Reducing Stress and Promoting Success

During this unprecedented time, the need for increased focus on self-management has become critical for adults, as well as children.  The CASEL definition of Self-Management is “The ability to regulate one’s emotions, thoughts, and behaviors effectively in different situations. This includes managing stress, controlling impulses, motivating oneself, and setting and working toward achieving personal and academic goals.”  

As we continue to adjust to our new routines, strong feelings are bound to surface. Whether it is frustration rising over an assignment, irritation over sharing space/resources or just missing their previous structures, strong emotions can occur and are warranted.
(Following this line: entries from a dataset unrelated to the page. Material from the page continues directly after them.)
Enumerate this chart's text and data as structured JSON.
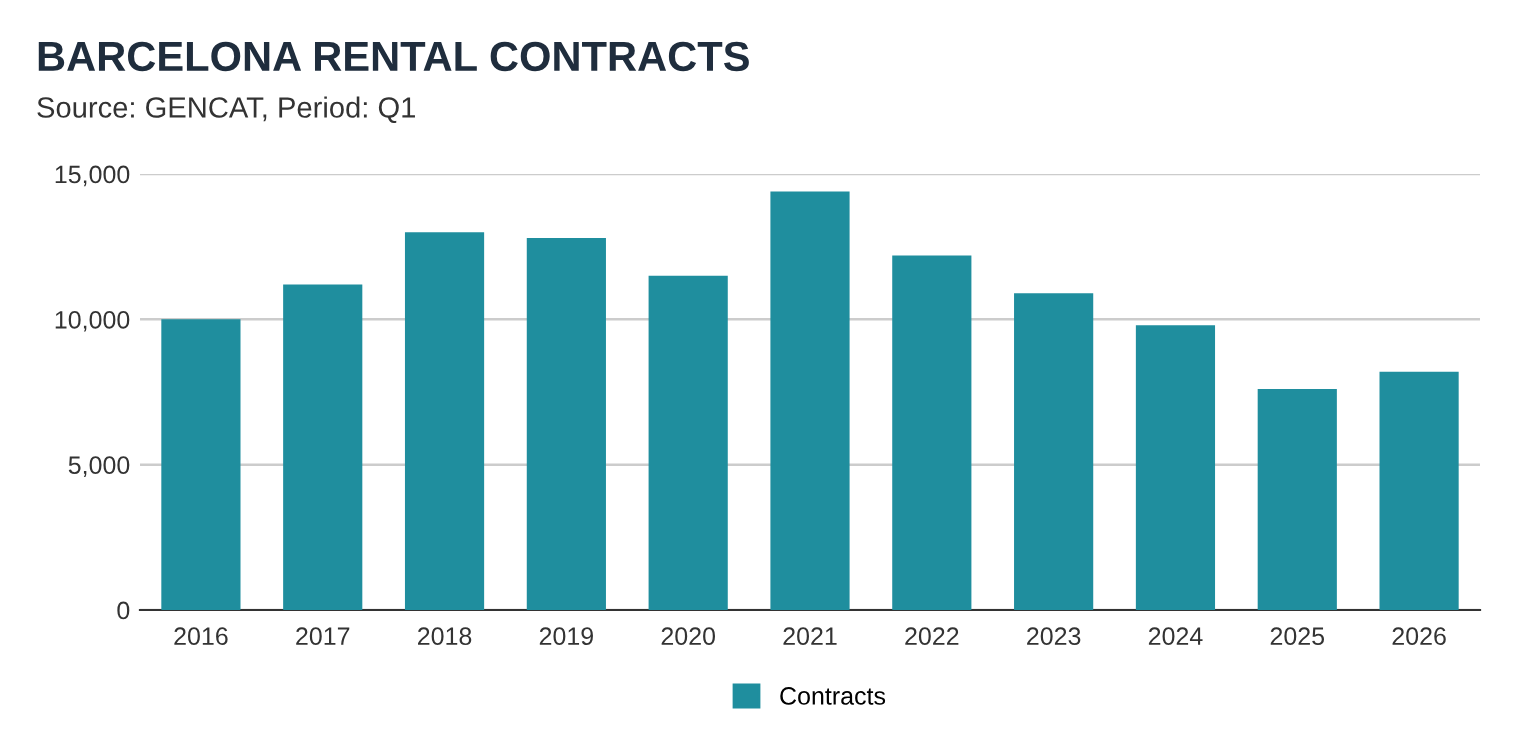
{
  "chart_data": {
    "type": "bar",
    "title": "BARCELONA RENTAL CONTRACTS",
    "subtitle": "Source: GENCAT, Period: Q1",
    "categories": [
      "2016",
      "2017",
      "2018",
      "2019",
      "2020",
      "2021",
      "2022",
      "2023",
      "2024",
      "2025",
      "2026"
    ],
    "series": [
      {
        "name": "Contracts",
        "color": "#1f8e9e",
        "values": [
          10000,
          11200,
          13000,
          12800,
          11500,
          14400,
          12200,
          10900,
          9800,
          7600,
          8200
        ]
      }
    ],
    "ylim": [
      0,
      15000
    ],
    "yticks": [
      {
        "value": 0,
        "label": "0"
      },
      {
        "value": 5000,
        "label": "5,000"
      },
      {
        "value": 10000,
        "label": "10,000"
      },
      {
        "value": 15000,
        "label": "15,000"
      }
    ],
    "grid": "y",
    "legend": "bottom"
  }
}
To assist with coping with these strong emotions, it is important to make intentional efforts to effectively self-manage.  Building structures and including behaviors into our lives that promote self-management sets us up for success while working and learning at home together, and beyond.

Although the structures of our days may look different, it is important to maintain a consistent routine.  Building a plan together that maintains a regular bedtime, includes morning routines and defines the goals and activities for the day is empowering and comforting. It sounds simple but getting out of bed, eating a healthy breakfast and lunch, limiting snacking and/or social media/television and taking advantage of the day to set goals is a recipe for success!  

Once structures and routines are established, setting daily and/or weekly goals are powerful behaviors that support and promote success.  Daily and incremental goal achievement promotes self-motivation and self-discipline.  Being sure the goals are appropriate for the individual with tangible rewards can improve a sense of accomplishment and naturally motivates learners while supporting focus and commitment.

Although structures and routines need to be consistent, they do not need to be inflexible.  Students are working hard. Be sure to take the time to integrate brain breaks such as games, physical activities, mindfulness breathing, prayer or other stress management techniques. Building in social time like FaceTime/phone calls with peers or classmates can be just the thing needed to energize and motivate.  

Much like the saying, “Life isn't about waiting for the storm to pass but dancing in the rain.”, we can choose to embrace this current journey. We are all finding our way through this together. There may not be a “right way” to do this.  However, taking this time to foster relationships, build resiliency and foster a growth mindset is our chance to “dance in the rain”. Building self-management strategies into our daily lives to reduce stress and promote success can help us dance!